# Ksamml's betta journal



## ksamml (Jan 22, 2014)

I am new to fish keeping and had never owned a betta before. I bought my first boy Louis and fell in love. He had some issues with my neon tetras and had his tail nipped, my tetras were removed and since the incident I have read everything I could find on bettas and betta care. 









My Louis is a really sweetie, he will eat from my finger and will come up to the glass when I put my face close and watch me. I became obsessed with doing the best I possibly could do to make his home comfortable. 

When I bought Louis I had seen another beautiful betta who was a bit tatty. I decided to get Louis because he seemed like the safer option... but I couldn't get this other guy out of my head, when I went back to the store a week later he was still there and looking even more tatty. I decided I needed to get him. I looked around, found another tank and picked him up. 
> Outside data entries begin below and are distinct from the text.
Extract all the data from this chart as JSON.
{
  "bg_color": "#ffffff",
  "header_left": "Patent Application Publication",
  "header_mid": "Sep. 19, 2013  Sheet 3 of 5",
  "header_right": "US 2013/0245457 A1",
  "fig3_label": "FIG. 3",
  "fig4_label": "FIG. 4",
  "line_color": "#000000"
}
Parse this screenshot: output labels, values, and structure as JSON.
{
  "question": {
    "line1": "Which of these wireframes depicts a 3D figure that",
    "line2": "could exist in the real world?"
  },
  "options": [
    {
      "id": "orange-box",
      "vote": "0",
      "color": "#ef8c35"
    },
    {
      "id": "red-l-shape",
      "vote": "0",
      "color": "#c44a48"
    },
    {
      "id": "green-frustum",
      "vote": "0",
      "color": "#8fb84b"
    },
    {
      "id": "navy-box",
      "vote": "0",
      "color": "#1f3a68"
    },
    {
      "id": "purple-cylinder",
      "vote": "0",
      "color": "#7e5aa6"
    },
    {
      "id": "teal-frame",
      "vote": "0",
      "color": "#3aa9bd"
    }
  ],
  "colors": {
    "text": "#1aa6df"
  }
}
Jamie, my new boy is very sweet too, he is curious about what I'm doing but also spends a lot of time swimming along the glass, back and forth. It worries me but I hope he will settle in. Jamie has six plants in his new home and a hollow log to hide in. He was lethargic when I got him but now zips around and seems happier. 









Both boys sit on my desk, one on either side, I am currently writing my masters thesis so am at my desk most of the time. It makes me happy to watch the little guys and I never thought that I would love them as much as I do. I just want to do everything I can to make their lives good.


----------



## sponge1234 (Oct 29, 2013)

Louis and Jamie are so cute and pretty! I beg they will live a very long and happy life!


----------



## ksamml (Jan 22, 2014)

*Flanked by bettas*

This is my desk space where I spend most of my day with my favourite boys either side of me


----------



## sponge1234 (Oct 29, 2013)

Ooh, looks nice and cosy! Yah I usually do all my homework by my 4 tanks in my room.


----------



## ksamml (Jan 22, 2014)

Thanks sponge1234! 

I took these pictures of my Jamie tonight, I don't know how people manage to get their little guys to stay still. Mine are never in focus!


----------



## cheekysquirrel (Jan 7, 2014)

Both boys are lovely, and so are their tanks! I'd never be able to have a tank on my desk, I'd just watch the fish and never get any work done!  Then again, I have A.D.D.
Good luck with your thesis!


----------



## emka (Oct 6, 2013)

What gorgeous boys! I definitely know the feeling of not being able to abandon those poor hurt fish at the store, lol - it's not an easy thing to pass up. And I'm definitely jealous of that desk setup; it looks like a really relaxing place to work. Good luck on that thesis!


----------